I'm working on filling missing values in a pandas dataframe that I have. The simplest case would be to use df.fillna() on the entire column with missing values. This works, but I would like to extend this by adding a condition.
Namely, I calculate the median based on the category and if a missing value has Label = 'A' then it is filled with the median of all values that have Label = 'A'
Likewise, if a value has Label = 'B', then it is filled with the median of all values that have Label = 'B'
Below is workable code.
df = pd.DataFrame([[20,'A'],[24,'B'],[23,'A'],[22,'B'],[np.nan,'A'],[24,'B'],[np.nan,'B']],columns=['Value','Label'])

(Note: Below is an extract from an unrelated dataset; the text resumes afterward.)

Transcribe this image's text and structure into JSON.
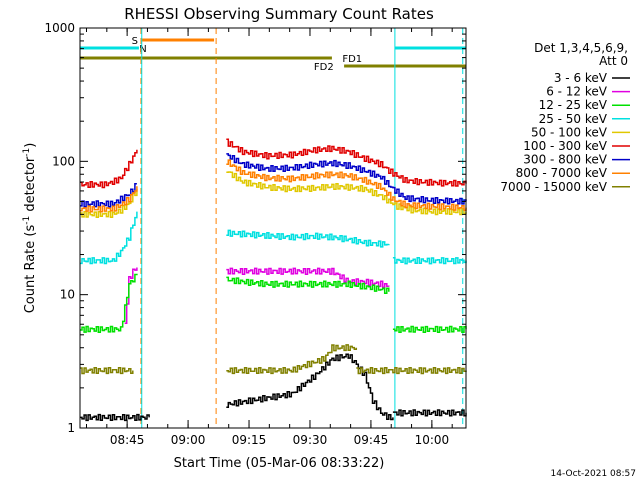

A_median = np.nanmedian(df[df['Label']=='A']['Value'])
B_median = np.nanmedian(df[df['Label']=='B']['Value'])
Currently the dataframe is:
Value Label
0 20.0 A
1 24.0 B
2 23.0 A
3 22.0 B
4 NaN A
5 24.0 B
6 NaN B
The desired output is:
Value Label
0 20.0 A
1 24.0 B
2 23.0 A
3 22.0 B
4 21.5 A
5 24.0 B
6 24.0 B
I tried the following but it causes all other values to be NaN:
df['Value'] = df[df['Label'] == 'A']['Value'].fillna(A_median)
Thank you in advance for your help! Please let me know if you need further information :)
Edit: I know similar questions have been asked but I mainly am trying to understand how to set the value without causing the other category to be null.